Data processed: If enabled by the Controller, records click events and scroll interactions on the Controller's website pages. No keystroke data is captured. Session recordings are stored only for sites where the Controller explicitly enables this feature.
Legal basis: Art. 6(1)(f) GDPR — legitimate interest of the Controller in understanding user experience, subject to user opt-in mechanism.
Note: This is a Beta feature, currently disabled by default. Controllers bear responsibility for informing their own users of session recording per Art. 13/14 GDPR.
Retention: 30 days (Pro), 90 days (Business), 365 days (Enterprise).

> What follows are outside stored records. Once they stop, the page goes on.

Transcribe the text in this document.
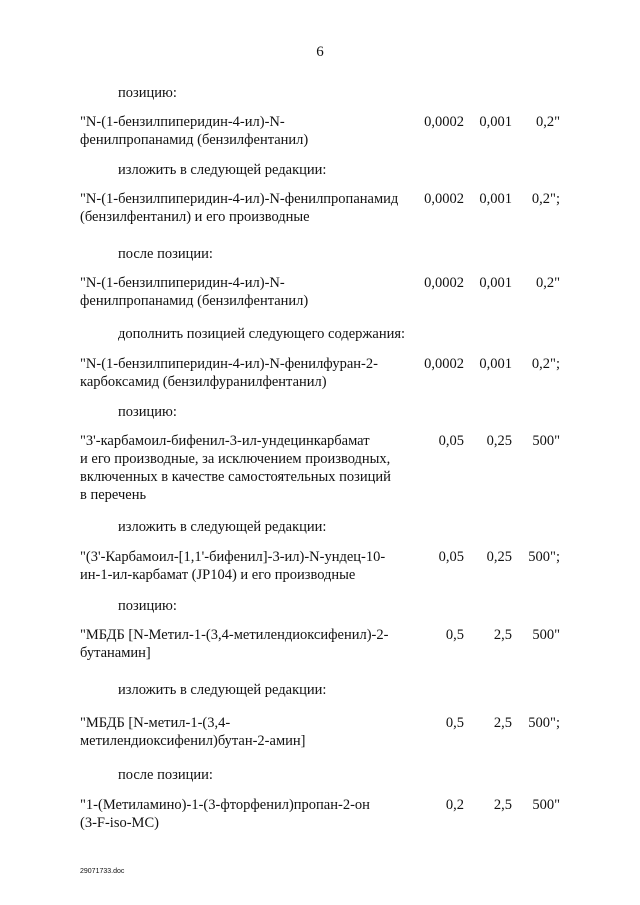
6
позицию:
"N-(1-бензилпиперидин-4-ил)-N-
фенилпропанамид (бензилфентанил)
0,0002	0,001	0,2"
изложить в следующей редакции:
"N-(1-бензилпиперидин-4-ил)-N-фенилпропанамид
(бензилфентанил) и его производные
0,0002	0,001	0,2";
после позиции:
"N-(1-бензилпиперидин-4-ил)-N-
фенилпропанамид (бензилфентанил)
0,0002	0,001	0,2"
дополнить позицией следующего содержания:
"N-(1-бензилпиперидин-4-ил)-N-фенилфуран-2-
карбоксамид (бензилфуранилфентанил)
0,0002	0,001	0,2";
позицию:
"3'-карбамоил-бифенил-3-ил-ундецинкарбамат
и его производные, за исключением производных,
включенных в качестве самостоятельных позиций
в перечень
0,05	0,25	500"
изложить в следующей редакции:
"(3'-Карбамоил-[1,1'-бифенил]-3-ил)-N-ундец-10-
ин-1-ил-карбамат (JP104) и его производные
0,05	0,25	500";
позицию:
"МБДБ [N-Метил-1-(3,4-метилендиоксифенил)-2-
бутанамин]
0,5	2,5	500"
изложить в следующей редакции:
"МБДБ [N-метил-1-(3,4-
метилендиоксифенил)бутан-2-амин]
0,5	2,5	500";
после позиции:
"1-(Метиламино)-1-(3-фторфенил)пропан-2-он
(3-F-iso-MC)
0,2	2,5	500"
29071733.doc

5. Consultation & Approval

5.1 Data Protection Officer (DPO)

No DPO appointed (not required — Art. 37 thresholds not met). Privacy queries handled by: our contact form

5.2 Supervisory Authority

Polish supervisory authority: Urząd Ochrony Danych Osobowych (UODO)
Website: uodo.gov.pl

5.3 Data Subject Views

This DPIA is publicly available at humankey.io/legal/dpia per Art. 35(9). We invite feedback from data subjects, civil society organizations, and privacy advocates. Contact: our contact form

6. Review & Maintenance

Initial Version	1.0 (February 2026) → 1.1 (March 2026)
Review Frequency	Annual (every February) or when material changes occur
Next Review Date	February 2027
Responsible Person	Tymoteusz (Founder, Data Controller)

Triggers for Re-Assessment: New data types collected, change in legal basis, data breach, supervisory authority inquiry, technology upgrade affecting privacy, or complaints from data subjects.

7. Conclusion

✅ DPIA OUTCOME: Processing is GDPR-compliant and may proceed.

Risk to data subjects: LOW
Legitimate interest: JUSTIFIED (content protection, traffic analytics)
Safeguards: ADEQUATE (pseudonymization, encryption, data minimization, retention limits)
Rights compliance: IMPLEMENTED (access, erasure, portability, rectification)
Transparency: ACHIEVED (privacy policy, DPIA published, sub-processors disclosed)

Contact: Questions or objections regarding this DPIA? Email our contact form or write to the Polish supervisory authority (UODO).

This DPIA complies with GDPR Article 35, ICO guidelines, and WP29 Guidelines on DPIAs (wp248rev.01). Version 1.1 approved by Data Controller: Tymoteusz (March 2026).